Whose Constitutional authority is it to decide on initiating a war? How did this military operation serve Pakistan's national interest in the short and the long term? Is Pakistan closer to getting its way over Kashmir after the Kargil episode?
Has the other side ever apologized for their Siachen "misadventure"? They went across LoC to stake their claim. We did the same. Why this constant apologetic PoV? Some of the very same retired hazraat who are on record to be in the opposite camp of Musharraf and talked of Kargil as being a misstep, in private all these individuals agree that there is no option but from time to time put military pressure across LoC to force the issue. Indians do it as and when it suits them. This has been the case since ever since 1971.
Please note that there was no LoC demarcated that could be crossed from the last demarcated point except as "thence north to the glaciers" and that is why India stopped at the Saltoro Ridge. That is why Pakistan has never taken the required steps to show a violation of the LoC over this matter.
This drawing room talk of exerting military pressure across the LoC from time to time is merely to ensure the ongoing nature of Pakistan as a security dominated state, that is all, with everlasting damage to its social development. Kashmir the princely state that existed in 1947 has long since been divvied up between three neighboring nuclear powers and there can be no going back to that for the foreseeable future.
India can do as it wishes over this matter is because it has not allowed itself to become a security state and concentrated on its economy for the last few decades, pure and simple.
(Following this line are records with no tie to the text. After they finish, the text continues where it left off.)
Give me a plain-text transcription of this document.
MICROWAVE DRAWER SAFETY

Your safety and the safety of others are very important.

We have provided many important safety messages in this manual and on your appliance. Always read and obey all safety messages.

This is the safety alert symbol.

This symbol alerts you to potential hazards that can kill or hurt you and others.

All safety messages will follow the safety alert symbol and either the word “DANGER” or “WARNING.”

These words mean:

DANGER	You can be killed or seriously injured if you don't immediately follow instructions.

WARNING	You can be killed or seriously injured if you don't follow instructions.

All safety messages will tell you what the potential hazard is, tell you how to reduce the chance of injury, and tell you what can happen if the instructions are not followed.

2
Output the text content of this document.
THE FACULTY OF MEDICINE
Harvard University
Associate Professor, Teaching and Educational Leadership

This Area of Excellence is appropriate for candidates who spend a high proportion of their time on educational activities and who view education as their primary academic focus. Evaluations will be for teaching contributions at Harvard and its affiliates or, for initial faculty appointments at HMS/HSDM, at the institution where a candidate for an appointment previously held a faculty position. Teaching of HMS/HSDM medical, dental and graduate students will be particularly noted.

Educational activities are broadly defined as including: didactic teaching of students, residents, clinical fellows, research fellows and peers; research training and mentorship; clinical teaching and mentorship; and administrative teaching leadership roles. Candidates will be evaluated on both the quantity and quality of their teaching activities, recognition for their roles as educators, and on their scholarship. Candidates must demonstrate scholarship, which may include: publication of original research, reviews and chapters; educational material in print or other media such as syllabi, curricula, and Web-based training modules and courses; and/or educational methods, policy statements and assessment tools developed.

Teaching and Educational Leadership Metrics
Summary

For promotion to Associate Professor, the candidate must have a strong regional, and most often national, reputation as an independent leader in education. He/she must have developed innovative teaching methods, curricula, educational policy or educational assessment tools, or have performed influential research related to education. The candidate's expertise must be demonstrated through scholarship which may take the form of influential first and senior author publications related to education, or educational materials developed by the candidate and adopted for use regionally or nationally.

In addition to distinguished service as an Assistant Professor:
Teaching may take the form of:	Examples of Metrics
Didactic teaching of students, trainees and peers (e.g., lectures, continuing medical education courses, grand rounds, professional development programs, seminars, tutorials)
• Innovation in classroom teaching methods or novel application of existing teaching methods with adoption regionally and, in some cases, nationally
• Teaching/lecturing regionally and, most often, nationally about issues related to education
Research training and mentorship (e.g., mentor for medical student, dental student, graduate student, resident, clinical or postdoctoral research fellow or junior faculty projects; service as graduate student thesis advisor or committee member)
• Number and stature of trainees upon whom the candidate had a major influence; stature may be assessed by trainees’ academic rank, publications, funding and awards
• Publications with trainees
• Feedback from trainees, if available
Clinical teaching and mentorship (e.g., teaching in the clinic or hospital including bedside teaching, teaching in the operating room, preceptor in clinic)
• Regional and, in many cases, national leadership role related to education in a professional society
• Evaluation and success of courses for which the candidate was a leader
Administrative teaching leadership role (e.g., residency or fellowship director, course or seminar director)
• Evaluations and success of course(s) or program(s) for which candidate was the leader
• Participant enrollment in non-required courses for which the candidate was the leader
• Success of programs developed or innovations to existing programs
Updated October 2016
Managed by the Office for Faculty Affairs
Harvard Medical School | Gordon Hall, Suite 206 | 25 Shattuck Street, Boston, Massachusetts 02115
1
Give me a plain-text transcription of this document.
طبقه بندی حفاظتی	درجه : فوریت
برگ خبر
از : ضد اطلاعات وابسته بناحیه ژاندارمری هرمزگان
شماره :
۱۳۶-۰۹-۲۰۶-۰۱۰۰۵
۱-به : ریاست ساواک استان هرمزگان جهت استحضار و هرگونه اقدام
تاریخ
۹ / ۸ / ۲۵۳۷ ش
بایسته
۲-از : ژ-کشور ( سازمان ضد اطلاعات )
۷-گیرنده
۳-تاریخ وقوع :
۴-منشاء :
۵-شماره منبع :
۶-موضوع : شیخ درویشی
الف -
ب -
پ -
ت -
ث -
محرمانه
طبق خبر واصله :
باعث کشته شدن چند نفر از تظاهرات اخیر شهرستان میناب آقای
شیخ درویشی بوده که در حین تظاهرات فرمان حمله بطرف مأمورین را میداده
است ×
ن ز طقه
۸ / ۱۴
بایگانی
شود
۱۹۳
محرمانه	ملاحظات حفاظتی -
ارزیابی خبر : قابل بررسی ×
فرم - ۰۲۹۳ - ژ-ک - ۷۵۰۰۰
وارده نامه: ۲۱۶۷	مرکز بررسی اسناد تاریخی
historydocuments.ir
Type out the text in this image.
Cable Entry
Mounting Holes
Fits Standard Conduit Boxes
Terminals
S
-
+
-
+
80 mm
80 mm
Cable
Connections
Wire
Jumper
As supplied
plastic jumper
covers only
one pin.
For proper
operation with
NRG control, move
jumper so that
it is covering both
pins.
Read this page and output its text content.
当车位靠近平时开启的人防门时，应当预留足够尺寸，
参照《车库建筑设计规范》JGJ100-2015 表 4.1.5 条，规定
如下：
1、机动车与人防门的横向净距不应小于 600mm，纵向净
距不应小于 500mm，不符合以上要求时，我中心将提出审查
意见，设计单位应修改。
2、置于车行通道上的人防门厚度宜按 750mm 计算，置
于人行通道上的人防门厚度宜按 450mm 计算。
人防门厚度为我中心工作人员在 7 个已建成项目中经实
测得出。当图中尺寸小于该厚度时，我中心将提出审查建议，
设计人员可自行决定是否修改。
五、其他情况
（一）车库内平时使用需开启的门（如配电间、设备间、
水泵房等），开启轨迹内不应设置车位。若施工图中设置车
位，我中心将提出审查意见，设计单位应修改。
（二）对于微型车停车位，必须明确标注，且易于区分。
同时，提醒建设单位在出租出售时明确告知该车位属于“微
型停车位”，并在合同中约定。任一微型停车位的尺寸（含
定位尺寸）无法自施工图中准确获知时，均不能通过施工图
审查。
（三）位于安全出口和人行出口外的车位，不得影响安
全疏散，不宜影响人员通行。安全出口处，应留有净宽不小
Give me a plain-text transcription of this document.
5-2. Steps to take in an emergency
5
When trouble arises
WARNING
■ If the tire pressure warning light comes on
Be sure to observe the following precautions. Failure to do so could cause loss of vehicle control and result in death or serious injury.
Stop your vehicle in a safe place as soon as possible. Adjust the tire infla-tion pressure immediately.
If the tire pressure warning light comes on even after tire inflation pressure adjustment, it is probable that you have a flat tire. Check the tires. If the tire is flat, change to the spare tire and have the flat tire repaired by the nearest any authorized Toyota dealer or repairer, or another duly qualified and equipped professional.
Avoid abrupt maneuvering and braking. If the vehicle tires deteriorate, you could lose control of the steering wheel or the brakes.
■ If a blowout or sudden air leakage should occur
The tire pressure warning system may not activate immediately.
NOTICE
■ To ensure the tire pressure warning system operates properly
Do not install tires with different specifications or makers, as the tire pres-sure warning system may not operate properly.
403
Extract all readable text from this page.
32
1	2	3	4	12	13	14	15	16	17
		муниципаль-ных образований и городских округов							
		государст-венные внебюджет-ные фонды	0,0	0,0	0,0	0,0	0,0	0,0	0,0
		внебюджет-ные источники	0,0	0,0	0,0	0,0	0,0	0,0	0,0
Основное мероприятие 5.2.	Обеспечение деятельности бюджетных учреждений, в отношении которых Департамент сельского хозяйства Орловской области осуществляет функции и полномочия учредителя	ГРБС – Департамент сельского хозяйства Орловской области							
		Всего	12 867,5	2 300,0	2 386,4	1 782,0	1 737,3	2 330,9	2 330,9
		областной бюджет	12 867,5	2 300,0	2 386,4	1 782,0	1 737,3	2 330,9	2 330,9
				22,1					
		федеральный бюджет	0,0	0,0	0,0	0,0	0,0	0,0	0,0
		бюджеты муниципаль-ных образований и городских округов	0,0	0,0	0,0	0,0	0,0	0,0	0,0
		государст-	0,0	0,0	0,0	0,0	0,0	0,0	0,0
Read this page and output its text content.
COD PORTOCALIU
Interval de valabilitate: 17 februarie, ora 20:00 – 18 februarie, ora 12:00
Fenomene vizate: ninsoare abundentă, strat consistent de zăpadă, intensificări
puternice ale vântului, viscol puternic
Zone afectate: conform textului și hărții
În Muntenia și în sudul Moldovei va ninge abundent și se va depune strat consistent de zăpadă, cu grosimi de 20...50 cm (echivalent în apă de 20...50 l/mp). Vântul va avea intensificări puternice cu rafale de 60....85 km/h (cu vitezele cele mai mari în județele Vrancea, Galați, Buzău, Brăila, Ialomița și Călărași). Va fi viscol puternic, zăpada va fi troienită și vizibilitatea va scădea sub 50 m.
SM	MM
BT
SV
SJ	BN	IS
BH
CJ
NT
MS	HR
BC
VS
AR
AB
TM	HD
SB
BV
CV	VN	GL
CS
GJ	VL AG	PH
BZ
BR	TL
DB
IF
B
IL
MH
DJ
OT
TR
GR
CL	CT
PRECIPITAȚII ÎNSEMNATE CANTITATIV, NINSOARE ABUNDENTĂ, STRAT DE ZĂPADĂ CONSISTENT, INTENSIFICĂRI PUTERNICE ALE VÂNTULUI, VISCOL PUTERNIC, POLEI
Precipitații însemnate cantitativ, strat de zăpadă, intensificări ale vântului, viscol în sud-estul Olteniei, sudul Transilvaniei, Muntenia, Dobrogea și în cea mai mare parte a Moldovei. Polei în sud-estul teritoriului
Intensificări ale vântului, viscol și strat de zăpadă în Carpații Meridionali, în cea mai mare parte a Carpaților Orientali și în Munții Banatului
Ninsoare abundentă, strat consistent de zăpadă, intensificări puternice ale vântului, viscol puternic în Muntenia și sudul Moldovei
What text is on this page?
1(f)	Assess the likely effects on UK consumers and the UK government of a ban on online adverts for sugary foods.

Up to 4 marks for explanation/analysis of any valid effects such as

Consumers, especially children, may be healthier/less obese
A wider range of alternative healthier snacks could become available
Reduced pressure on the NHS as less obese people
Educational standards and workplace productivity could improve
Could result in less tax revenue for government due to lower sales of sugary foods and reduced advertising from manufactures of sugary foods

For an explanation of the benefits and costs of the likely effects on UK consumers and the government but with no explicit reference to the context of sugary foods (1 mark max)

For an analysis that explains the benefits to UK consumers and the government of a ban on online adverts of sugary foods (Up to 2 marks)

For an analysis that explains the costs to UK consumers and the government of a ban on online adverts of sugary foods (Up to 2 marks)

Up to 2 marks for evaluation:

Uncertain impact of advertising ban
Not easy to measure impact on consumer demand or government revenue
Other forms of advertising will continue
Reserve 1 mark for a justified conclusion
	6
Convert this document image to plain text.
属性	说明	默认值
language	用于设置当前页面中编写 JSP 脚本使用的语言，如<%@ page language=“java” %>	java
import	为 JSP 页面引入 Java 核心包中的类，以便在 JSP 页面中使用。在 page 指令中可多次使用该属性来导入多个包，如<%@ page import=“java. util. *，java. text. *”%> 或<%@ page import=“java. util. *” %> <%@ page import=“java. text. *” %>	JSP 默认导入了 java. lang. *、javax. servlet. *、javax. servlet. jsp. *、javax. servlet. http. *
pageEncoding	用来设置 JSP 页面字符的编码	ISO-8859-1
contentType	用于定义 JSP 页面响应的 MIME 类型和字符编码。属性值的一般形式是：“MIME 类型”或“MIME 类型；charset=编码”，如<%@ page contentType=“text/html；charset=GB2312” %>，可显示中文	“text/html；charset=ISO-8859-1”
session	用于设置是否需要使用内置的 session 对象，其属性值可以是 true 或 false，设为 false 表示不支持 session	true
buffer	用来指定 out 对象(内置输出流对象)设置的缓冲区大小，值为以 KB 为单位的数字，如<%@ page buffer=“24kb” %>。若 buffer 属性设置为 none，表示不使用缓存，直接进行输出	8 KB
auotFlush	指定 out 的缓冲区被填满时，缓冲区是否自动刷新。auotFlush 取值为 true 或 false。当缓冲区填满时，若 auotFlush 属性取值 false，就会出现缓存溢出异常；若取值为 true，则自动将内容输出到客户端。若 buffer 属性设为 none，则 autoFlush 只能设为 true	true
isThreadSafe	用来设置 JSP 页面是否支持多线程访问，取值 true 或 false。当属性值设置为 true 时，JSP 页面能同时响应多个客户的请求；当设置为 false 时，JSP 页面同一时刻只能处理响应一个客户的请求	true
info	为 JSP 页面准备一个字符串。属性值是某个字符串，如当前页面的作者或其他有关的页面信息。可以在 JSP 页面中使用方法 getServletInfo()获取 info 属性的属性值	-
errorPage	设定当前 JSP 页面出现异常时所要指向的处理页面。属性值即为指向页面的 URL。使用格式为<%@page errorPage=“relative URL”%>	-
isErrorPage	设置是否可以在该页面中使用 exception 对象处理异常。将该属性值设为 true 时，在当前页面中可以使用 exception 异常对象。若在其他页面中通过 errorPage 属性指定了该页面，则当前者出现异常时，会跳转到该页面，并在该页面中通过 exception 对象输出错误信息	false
Pakistan, sadly has made the exact opposite choices and the consequences are only just becoming evident, very predictably so, I might add.
If Pakistan wants to achieve the same international gravitas, it must also follow the same strategy of economic and social development and give it a few decades as there are no shortcuts.
In the meantime, there will never been a fruitful outcome to any military misadventures across the LoC, by either side.
I don't apologize for what Pakistan did in 1965 and I don't think anyone should apologize for what went on in Kargil. Planning and execution was done for all the right reasons.
But isn't it ironic how all the "right reasons" have given always rise to all the wrong outcomes we see today?